If I want to output various nodes from the data:data XML from and
included stylesheet, I cannot get it to work. I have tried passing
references and other things suggested, but my syntax is apparently
incorrect. We use Xalan if that makes a difference. Below is an
example.

Thanks, John

Main template
<?xml version='1.0'?>
<xsl:stylesheet version="1.0"
xmlns:xsl="http://www.w3.org/1999/XSL/Transform"
xmlns:data="http://example.com/2006/some-data">
<xsl:include href="common/leftcol.xsl" />

<data:data>
<links xmlns="">
<link name="selected">Link 1</link>
<link>Link 2</link>
</links>
</data:data>

<xsl:template match="/">
<xsl:call-template name="leftcol" />
</xsl:template>
</xsl:stylesheet>

Left Column Template

<?xml version='1.0'?>
<xsl:stylesheet version="1.0"
xmlns:xsl="http://www.w3.org/1999/XSL/Transform"
xmlns:data="http://example.com/2006/some-data">
<xsl:template name="leftcol">
<xsl:value-of
select="document(common/mainPage.xsl)/data:data/links/link[@name='selected']"
/>
</xsl:template>
</xsl:stylesheet>

 

[Martin Honnen]

johkar wrote:

<xsl:value-of
select="document(common/mainPage.xsl)/data:data/links/link[@name='selected']"
/>

I think you want/need
document('common/mainPage.xsl')/xsl:stylesheet/data:data/links/link[@name='selected']

 

[johkar]

I think you want/need
document('common/mainPage.xsl')/xsl:stylesheet/data:data/links/link[@name='selected']

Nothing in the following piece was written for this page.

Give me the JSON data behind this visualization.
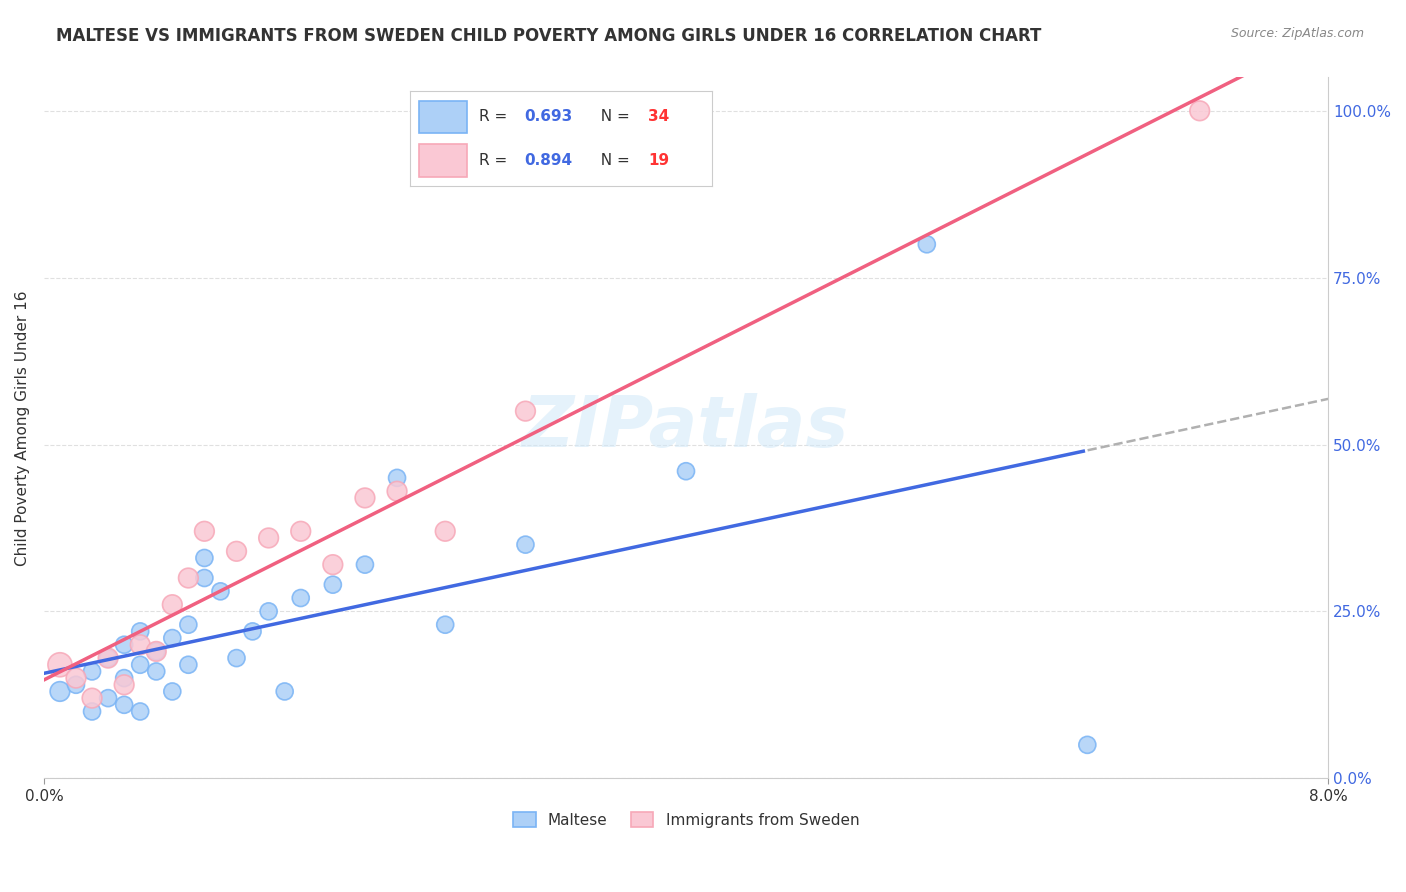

Sorry, this is my directory structure:

common/leftcol.xsl
main/mainPage.xsl (this is the main stylesheet)

I tried both of these in leftcol.xsl, but nothing has worked so far:

document('main/mainPage.xsl')/xsl:stylesheet/data:data/links/link[@name='selected']

and

document('../main/mainPage.xsl')/xsl:stylesheet/data:data/links/link[@name='selected']

 

[johkar]

johkar wrote:

<xsl:value-of
select="document(common/mainPage.xsl)/data:data/links/link[@name='selected']"
/>

I think you want/need
document('common/mainPage.xsl')/xsl:stylesheet/data:data/links/link[@name='selected']

Ok, I don't know what happened, but since I couldn't get the path
correct, I tried passing a reference to the document() and it worked
this time...go figure.

So within my call-template, I included a reference. I know I tried
this before.
<xsl:with-param name="leftcol" select="document('')" />

Thanks everyone.